Maria Portokalos: The men may be the head of the house but the women are the neck and they can turn the head anyway they want.

Angelo: Hey Ian, we're gonna kill ya! Opah!

Toula Portokalos: (Pointing to Ian's bruised nose) What happened? Biker fight? nose job? What?
Ian Miller: Uh...yeah.
Toula Portokalos: No, really.
Ian Miller: You don't want to know.
Toula Portokalos: Oh I don't know. If I had survived an old lady ass-kicking I would want to brag about it.

Maria Portokalos: Nicko! Don't play with food! When I was your age, I didn't have food!

Aunt Voula: What do you mean, you don't eat no meat? ... That's okay. I'll make lamb.
Gus Portokalos: In the end, we're all fruit.

Maria Portokalos: Touvla, On my wedding night, my mother, she said to me, "Greek women, we may be lambs in the kitchen, but we are tigers in the bedroom.
Toula Portokalos: EEw! Please let that be the end of your story.

Gus Portokalos: In the end, we're all fruit.

Toula Portokalos: When I was growing up, I knew I was different.
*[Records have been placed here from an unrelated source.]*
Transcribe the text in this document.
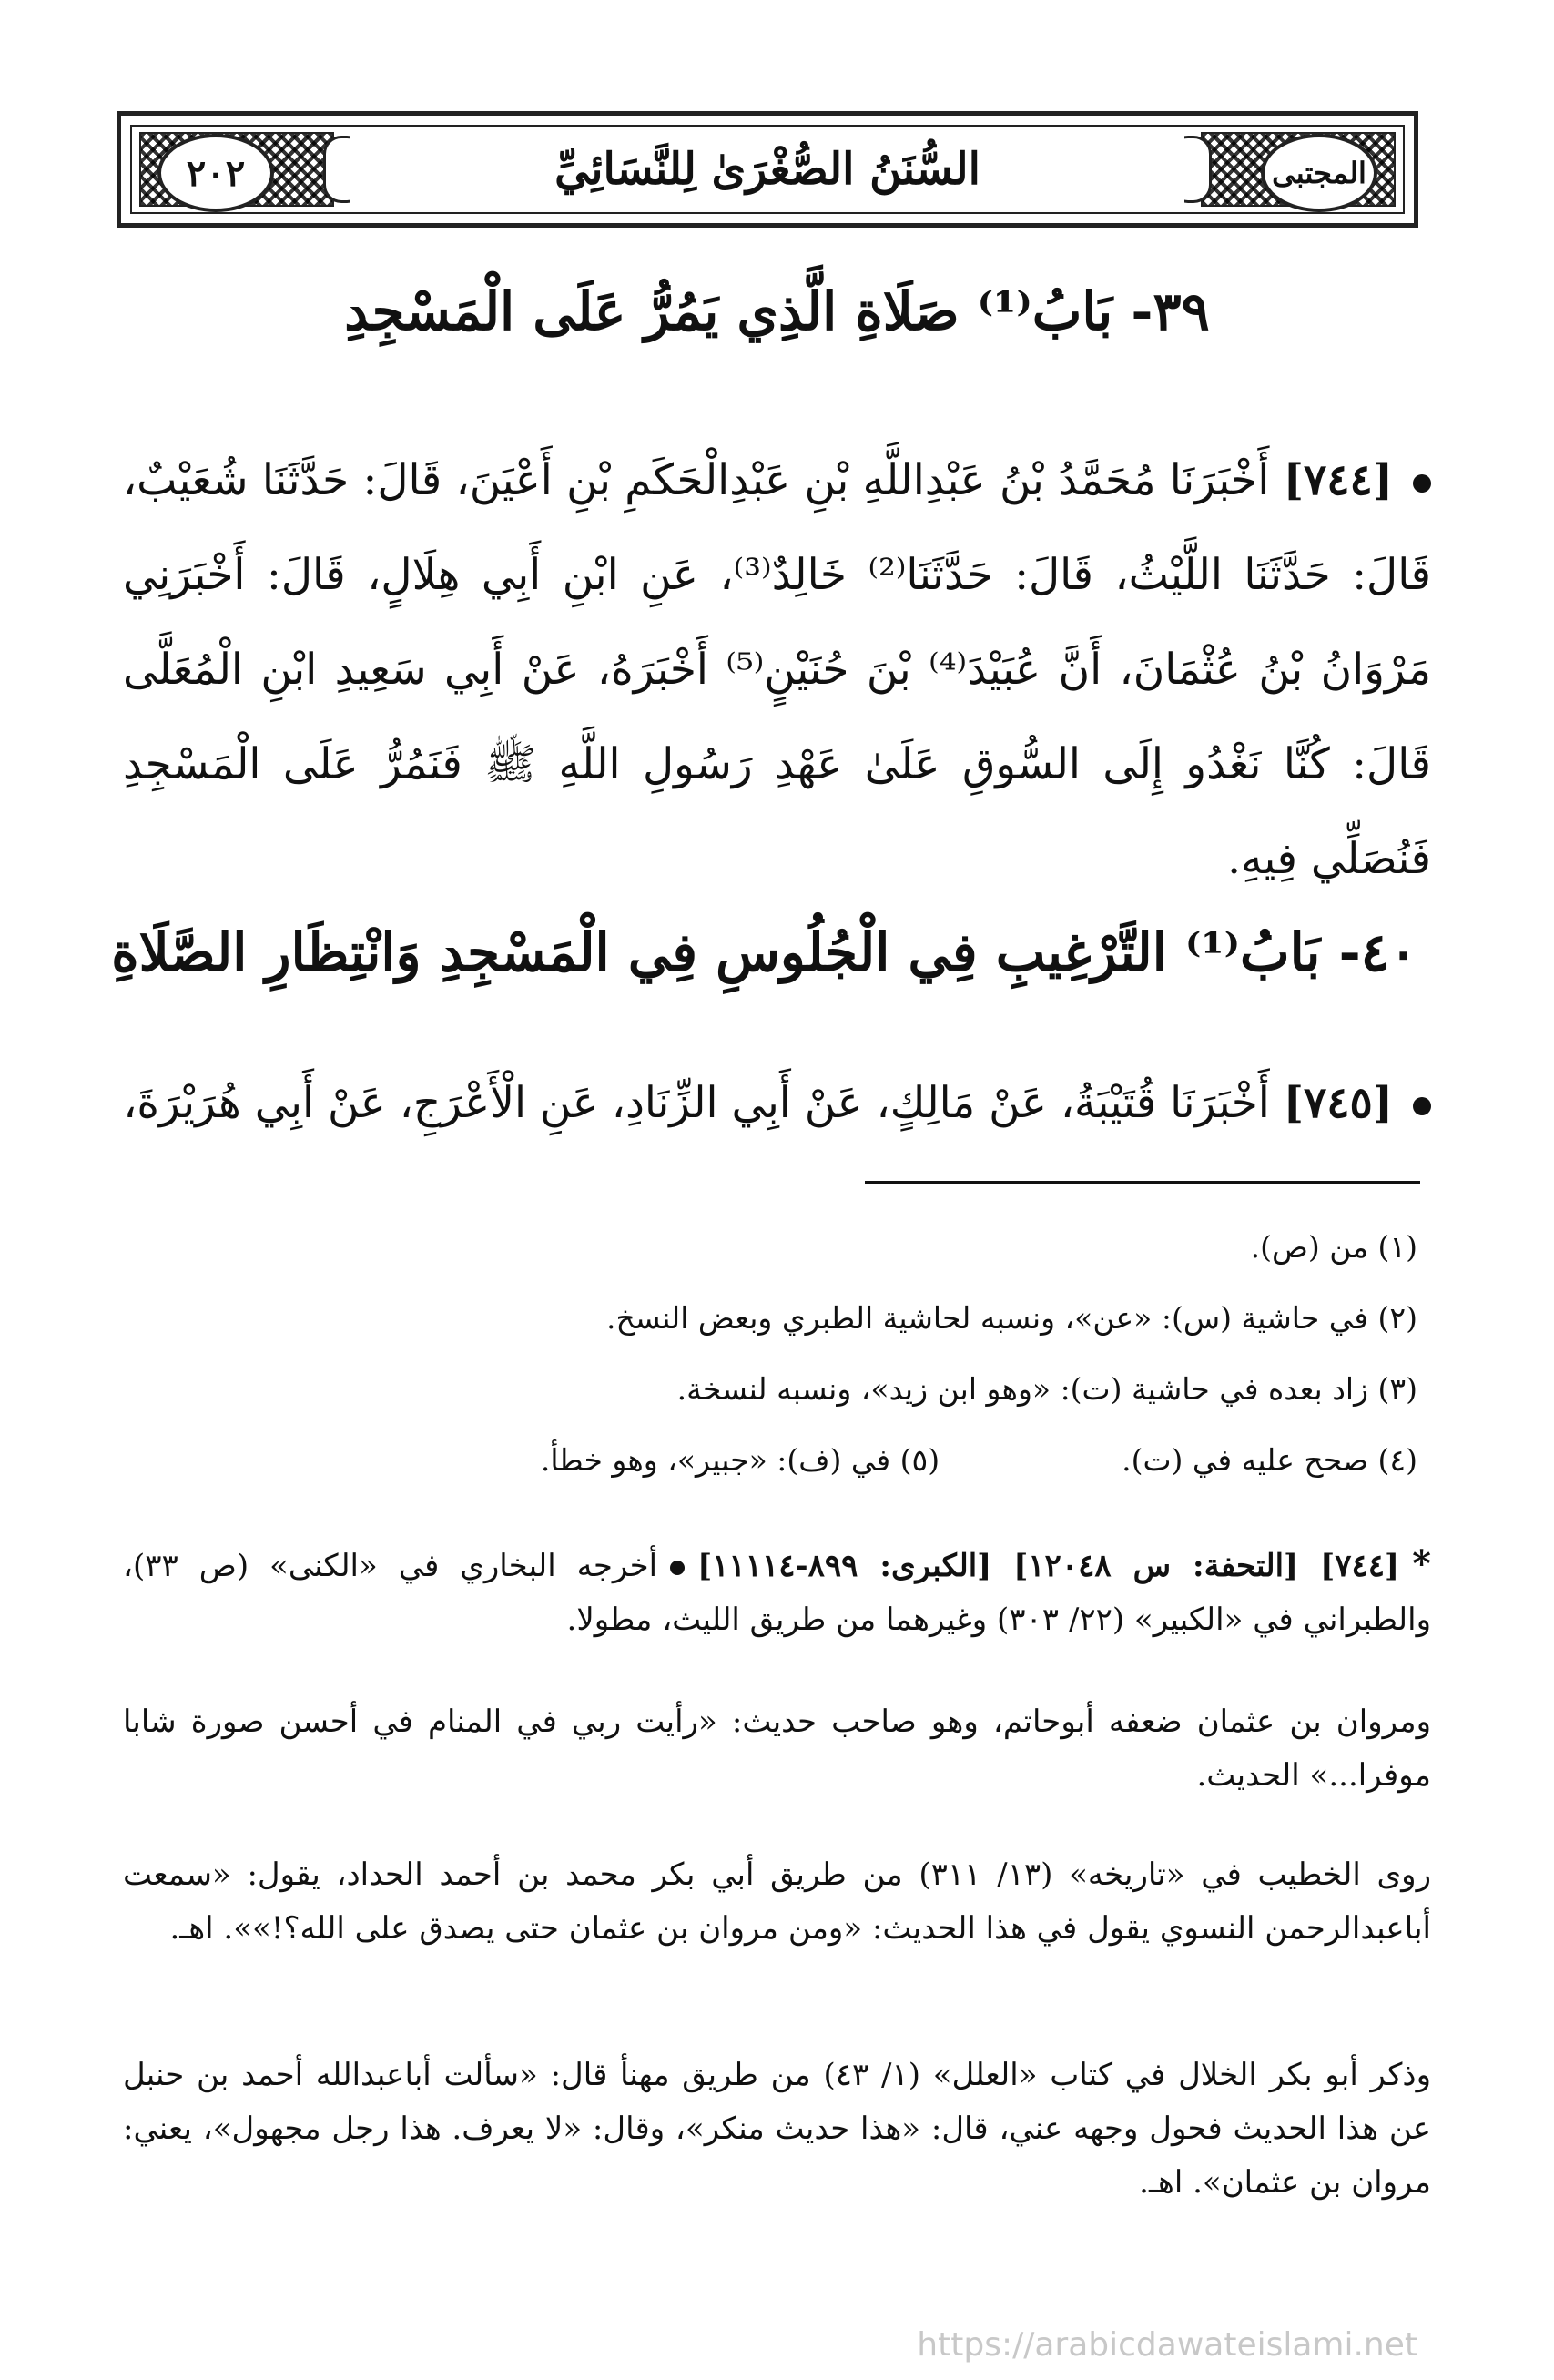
٢٠٢	السُّنَنُ الصُّغْرَىٰ لِلنَّسَائِيِّ	المجتبى
٣٩- بَابُ⁽¹⁾ صَلَاةِ الَّذِي يَمُرُّ عَلَى الْمَسْجِدِ
[٧٤٤] أَخْبَرَنَا مُحَمَّدُ بْنُ عَبْدِاللَّهِ بْنِ عَبْدِالْحَكَمِ بْنِ أَعْيَنَ، قَالَ: حَدَّثَنَا شُعَيْبٌ، قَالَ: حَدَّثَنَا اللَّيْثُ، قَالَ: حَدَّثَنَا⁽²⁾ خَالِدٌ⁽³⁾، عَنِ ابْنِ أَبِي هِلَالٍ، قَالَ: أَخْبَرَنِي مَرْوَانُ بْنُ عُثْمَانَ، أَنَّ عُبَيْدَ⁽⁴⁾ بْنَ حُنَيْنٍ⁽⁵⁾ أَخْبَرَهُ، عَنْ أَبِي سَعِيدِ ابْنِ الْمُعَلَّى قَالَ: كُنَّا نَغْدُو إِلَى السُّوقِ عَلَىٰ عَهْدِ رَسُولِ اللَّهِ ﷺ فَنَمُرُّ عَلَى الْمَسْجِدِ فَنُصَلِّي فِيهِ.
٤٠- بَابُ⁽¹⁾ التَّرْغِيبِ فِي الْجُلُوسِ فِي الْمَسْجِدِ وَانْتِظَارِ الصَّلَاةِ
[٧٤٥] أَخْبَرَنَا قُتَيْبَةُ، عَنْ مَالِكٍ، عَنْ أَبِي الزِّنَادِ، عَنِ الْأَعْرَجِ، عَنْ أَبِي هُرَيْرَةَ،
(١) من (ص).
(٢) في حاشية (س): «عن»، ونسبه لحاشية الطبري وبعض النسخ.
(٣) زاد بعده في حاشية (ت): «وهو ابن زيد»، ونسبه لنسخة.
(٤) صحح عليه في (ت).(٥) في (ف): «جبير»، وهو خطأ.
*[٧٤٤] [التحفة: س ١٢٠٤٨] [الكبرى: ٨٩٩-١١١١٤]أخرجه البخاري في «الكنى» (ص ٣٣)، والطبراني في «الكبير» (٢٢/ ٣٠٣) وغيرهما من طريق الليث، مطولا.
ومروان بن عثمان ضعفه أبوحاتم، وهو صاحب حديث: «رأيت ربي في المنام في أحسن صورة شابا موفرا...» الحديث.
روى الخطيب في «تاريخه» (١٣/ ٣١١) من طريق أبي بكر محمد بن أحمد الحداد، يقول: «سمعت أباعبدالرحمن النسوي يقول في هذا الحديث: «ومن مروان بن عثمان حتى يصدق على الله؟!»». اهـ.
وذكر أبو بكر الخلال في كتاب «العلل» (١/ ٤٣) من طريق مهنأ قال: «سألت أباعبدالله أحمد بن حنبل عن هذا الحديث فحول وجهه عني، قال: «هذا حديث منكر»، وقال: «لا يعرف. هذا رجل مجهول»، يعني: مروان بن عثمان». اهـ.
https://arabicdawateislami.net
The other girls were blonde and delicate, and I was a swarthy six-year-old with sideburns.

Toula Portokalos: I had to go to Greek school, where I sat in a room translating, "If Nick has one goat and Maria has nine, how soon will they marry?"

Aunt Voula: What do you mean he don't eat no meat!!? ... That's ok I make Lamb.

Nick Portokalos: Ian, if you're going to be in this family, I get you some ear plugs, because the Portokalos women, if they are not nagging somebody, they die.

Gus Portokalos: There are two kinds of people - Greeks, and everyone else who wish they was Greek.